Set in 1919 during the Spanish flu pandemic, this period Hungarian horror directed by Péter Bergendy is imbued with shades of black and grey, a monochromatic colour scheme designed to feel reminiscent of classic silent horror films.

Returning from the first world war where he has endured a near-death experience, Tomás (Viktor Klem) swaps his guns for a camera as he takes a job as a post-mortem photographer, a carnivalesque gig where he poses and takes pictures of the dead for their loved ones. A chance encounter with the orphaned Anna (Fruzsina Hais) leads Tomás to her strange, remote village where people are mysteriously dying en masse. Through the magic of photography – and the phonograph – the sleuthing pair uncover dark supernatural forces that lurk underneath the sleepy town.

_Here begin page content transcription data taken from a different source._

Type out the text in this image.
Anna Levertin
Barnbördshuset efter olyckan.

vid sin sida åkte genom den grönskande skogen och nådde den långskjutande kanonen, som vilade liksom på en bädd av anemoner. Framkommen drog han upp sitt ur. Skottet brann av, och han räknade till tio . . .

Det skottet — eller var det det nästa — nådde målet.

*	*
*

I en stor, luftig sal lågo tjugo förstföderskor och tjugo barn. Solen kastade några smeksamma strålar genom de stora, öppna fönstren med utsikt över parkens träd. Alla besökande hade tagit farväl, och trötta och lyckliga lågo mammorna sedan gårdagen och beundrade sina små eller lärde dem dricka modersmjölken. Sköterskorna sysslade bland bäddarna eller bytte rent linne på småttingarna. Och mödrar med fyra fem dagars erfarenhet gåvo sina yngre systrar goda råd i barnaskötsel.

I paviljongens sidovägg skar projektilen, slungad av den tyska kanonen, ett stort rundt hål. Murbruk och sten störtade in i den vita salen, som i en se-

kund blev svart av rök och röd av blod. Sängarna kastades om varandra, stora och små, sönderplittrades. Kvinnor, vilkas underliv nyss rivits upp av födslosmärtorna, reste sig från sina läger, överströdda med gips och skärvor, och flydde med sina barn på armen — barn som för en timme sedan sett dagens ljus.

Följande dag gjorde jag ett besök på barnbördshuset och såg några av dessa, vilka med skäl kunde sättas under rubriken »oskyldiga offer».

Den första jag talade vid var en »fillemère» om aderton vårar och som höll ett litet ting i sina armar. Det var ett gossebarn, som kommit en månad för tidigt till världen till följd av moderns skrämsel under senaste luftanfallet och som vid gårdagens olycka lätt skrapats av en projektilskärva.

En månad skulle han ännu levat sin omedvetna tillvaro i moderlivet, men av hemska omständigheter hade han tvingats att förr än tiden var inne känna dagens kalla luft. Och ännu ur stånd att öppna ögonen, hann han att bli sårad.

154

The slow build-up of the eerie atmosphere is especially skin-crawling to witness, as expressionist shots of long hallways and ominous shadows that materialise out of thin air conjure a frightening sense of unease. Unfortunately, this intriguing moodiness is thrown out of the window as the film lurches wildly into one jump-scare after another, which range from genuinely spooky to plain silly. Occurring in such rapid succession, the sight of villagers levitating or randomly rising from the dead becomes repetitive if not outright boring.

Despite its disappointing latter half, I am hesitant to write off the film entirely. For those who enjoy period details as well as practical horror effects, there is much to be mined here, such as the meticulously recreated village and the impressively gnarly makeup applied on the victims of the malevolent spirits. If Post Mortem had dialled back on the jump-scares and buffed up its anaemic script, the theme of how historical traumas can become a force of evil could have been driven home much more effectively.